[THEMA] Miyawaki : la nature en marche forcée ?

Publié le lun 25/07/2022 - 09:00

Par Quentin Zinzius

À Toulouse, un collectif d’habitants s’est lancé dans la plantation de micro-forêts selon Miyawaki, une méthode japonaise. Un projet aux multiples facettes : entre végétalisation et résilience de la ville rose, habitants et biodiversité trouvent eux-aussi leur compte.

Né en 2019, le collectif Micro-forêt urbaine a entrepris la plantation de plusieurs micro-forêts en plein centre-ville de Toulouse, à l’aide d’une méthode bien particulière : « La méthode Miyawaki [originaire du Japon], qui s’inspire des forêts primaires, explique Eugénie Lacombe, coordinatrice du collectif. Une technique qui repose sur une importante diversité et densité d’espèces, positionnant les plantes en concurrence directe, si bien que leur croissance en est démultipliée. Son premier terrain d’essai : le quartier de Rangueil, sur un terrain de la métropole de Toulouse, en mars 2020. Accompagné d’une soixantaine de bénévoles, et de deux classes d’élèves de 6ème des environs, le collectif a planté, sur les quelque 400m² de terrain, plus de de 1200 arbres de 21 espèces différentes.
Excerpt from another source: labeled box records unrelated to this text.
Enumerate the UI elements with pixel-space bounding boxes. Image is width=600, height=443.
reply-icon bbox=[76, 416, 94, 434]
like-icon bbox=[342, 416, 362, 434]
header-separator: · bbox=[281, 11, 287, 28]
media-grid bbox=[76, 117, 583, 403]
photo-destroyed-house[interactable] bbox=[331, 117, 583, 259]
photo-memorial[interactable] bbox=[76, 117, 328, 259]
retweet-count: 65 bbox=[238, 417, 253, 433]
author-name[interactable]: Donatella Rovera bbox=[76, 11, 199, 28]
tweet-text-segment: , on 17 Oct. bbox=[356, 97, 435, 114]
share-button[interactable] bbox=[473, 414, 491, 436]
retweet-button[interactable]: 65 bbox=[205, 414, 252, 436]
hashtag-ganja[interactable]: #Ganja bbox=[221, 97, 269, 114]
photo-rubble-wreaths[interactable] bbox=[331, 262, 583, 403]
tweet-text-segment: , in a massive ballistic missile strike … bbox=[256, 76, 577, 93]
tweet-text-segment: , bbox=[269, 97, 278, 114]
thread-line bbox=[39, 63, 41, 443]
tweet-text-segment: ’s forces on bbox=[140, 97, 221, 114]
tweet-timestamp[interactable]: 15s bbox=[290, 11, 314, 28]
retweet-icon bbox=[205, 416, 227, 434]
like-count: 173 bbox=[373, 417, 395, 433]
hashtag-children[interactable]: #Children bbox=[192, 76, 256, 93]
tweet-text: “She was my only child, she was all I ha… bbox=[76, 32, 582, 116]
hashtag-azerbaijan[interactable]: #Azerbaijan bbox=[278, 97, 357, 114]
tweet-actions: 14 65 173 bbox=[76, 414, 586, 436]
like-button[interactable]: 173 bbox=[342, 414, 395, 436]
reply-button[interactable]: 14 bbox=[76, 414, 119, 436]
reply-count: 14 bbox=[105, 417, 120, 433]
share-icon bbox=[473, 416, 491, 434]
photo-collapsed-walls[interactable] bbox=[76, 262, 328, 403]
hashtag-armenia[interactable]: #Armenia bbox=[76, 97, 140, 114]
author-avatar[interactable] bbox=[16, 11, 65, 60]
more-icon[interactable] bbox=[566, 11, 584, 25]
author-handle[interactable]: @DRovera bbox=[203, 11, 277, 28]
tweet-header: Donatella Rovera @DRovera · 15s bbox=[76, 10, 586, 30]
L’arbre qui cache la forêt

Une micro-forêt qui a aujourd’hui grandi. « Nous entrons dans la dernière année de suivi de cette plantation, s’enthousiasme la coordinatrice, et nous sommes très satisfaits : les arbres atteignent déjà 2 à 3 mètres de haut, et la forêt devient impénétrable ! ». Mieux encore, plusieurs arbres, non plantés par le collectif, apparaissent au sein de cette micro-forêt : saules, troènes, cornouillers, et même de jeunes chênes. Un retour rapide de la biodiversité végétale permis par une très faible intervention de l’Homme : « Quelques chênes sont présents autour de la micro-forêt, mais jusqu’à très récemment, ils étaient tondus au ras du tronc, plusieurs fois par an. Depuis la création de la micro-forêt, le sol est protégé, et permet aux graines de germer correctement », détaille Eugénie Lacombe.

Une question de temps

Néanmoins cette méthode est sujette à plusieurs controverses. En effet, peu d’études existent sur le sujet, en particulier en climat européen, et les scientifiques se montrent particulièrement frileux vis-à-vis de ce procédé. « Une forêt a besoin de temps, expliquait Francis Hallé, célèbre botaniste et biologiste, lors d’un conférence organisée par Sans transition ! en mars dernier. On ne crée par une forêt primaire en plantant des arbres, on la crée en cessant toute activité humaine ». Autre point soulevé par les experts, la mortalité élevée engendrée par cette mise en concurrence des espèces. Une des rares études en Europe1 faisait ainsi état en 2010 d’une mortalité comprise entre 61 et 84 % au bout de 12 ans. Un constat redouté par le collectif, qui œuvre depuis plus de 2 ans maintenant au bon suivi de ses plantations. « En tout, sur les 1200 arbres plantés à Rangueil, nous avons enregistré moins de 20 morts en deux ans », témoigne la coordinatrice. Et pour compléter le manque de données, plusieurs expérimentations sont en cours. « Il y a quatre parcelles tests sur l’Université Paul Sabatier, qui sont surveillées de très près par les chercheurs et étudiants. Mais il est encore trop tôt pour obtenir des résultats, il faut attendre plusieurs années pour observer une évolution mesurable », explique Eugénie Lacombe. Alors, en attendant un avis tranché des experts, le collectif continue ses expérimentations. Il devrait même pouvoir planter quatre nouvelles micro-forêts sur le territoire de la métropole d’ici décembre 2022, tout en continuant le suivi et l’entretien des huit autres sites. De quoi teindre la ville rose d’un peu de vert.

Plus d’infos : cmft.fr

Note de bas de page :
  1. Étude « Effectiveness of the Miyawaki method in Mediterranean forest restoration programs », parue dans la revue SpringerLink, juin 2010.